Let’s be clear about how policy got to where it is: welfare reform in 1996 replaced open-ended handouts with the Temporary Assistance for Needy Families program and put real work expectations into law. That reform made work a condition of long-term benefits and pushed states to move recipients into jobs, training, or other productive activities rather than creating permanent dependence on checks.
And that policy worked — it wasn’t cruel, it was constructive. After the 1990s reforms, welfare caseloads fell dramatically and low-skilled women’s employment and earnings rose, showing that tying assistance to work helps people escape generational dependency and restore dignity. Real-world studies find measurable improvements in employment, earnings, and outcomes for children when assistance is paired with work and accountability.
Yet the left keeps trying to erase those gains with bureaucratic magic tricks and sympathy-for-dependency talking points. When the Obama administration suggested broader waiver authority in 2012, conservatives rightly pushed back, warning that letting states opt out of core work requirements would reopen the door to the failed welfare of the past. The fight over waivers was not academic — it was about whether Americans will continue to expect effort in exchange for aid or whether taxpayers will be forced to subsidize permanent idleness.
Make no mistake: insisting that able-bodied adults work, train, or volunteer in exchange for benefits is about rebuilding self-reliance, not punishing poverty.

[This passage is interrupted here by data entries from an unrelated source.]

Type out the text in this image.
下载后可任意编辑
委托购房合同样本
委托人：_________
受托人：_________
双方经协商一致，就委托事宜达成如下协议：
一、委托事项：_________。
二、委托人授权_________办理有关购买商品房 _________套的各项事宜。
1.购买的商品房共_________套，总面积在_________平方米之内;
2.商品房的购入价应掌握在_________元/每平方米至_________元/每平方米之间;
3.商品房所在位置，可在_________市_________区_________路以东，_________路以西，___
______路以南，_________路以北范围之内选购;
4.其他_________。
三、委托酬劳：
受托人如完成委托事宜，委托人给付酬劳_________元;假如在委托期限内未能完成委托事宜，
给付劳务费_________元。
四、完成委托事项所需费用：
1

Conservative policymakers and taxpayer groups have long argued that work requirements protect both recipients and the broader economy by encouraging responsibility and reducing long-term costs. The alternative — normalizing permanent dependence — is a social and fiscal catastrophe that cheats hardworking Americans.
For those who are moved to call decent policies “slavery,” my answer is simple: if you think work is slavery, then uplift yourself with it. Working gives people structure, pride, and a path out of poverty; handing out benefits without expectations hands people a cage. America prospers when neighbors help neighbors get back on their feet through steady work, not by surrendering our common-sense standards to fashionable outrage.
If elected leaders want to honor both compassion and common sense, they will defend work requirements, fund job training, and cut the incentives to remain on the dole. Lawmakers should stop bowing to the grievance industry and start restoring a culture that respects work, rewards effort, and expects personal responsibility — because that is how families thrive and taxpayers are treated fairly.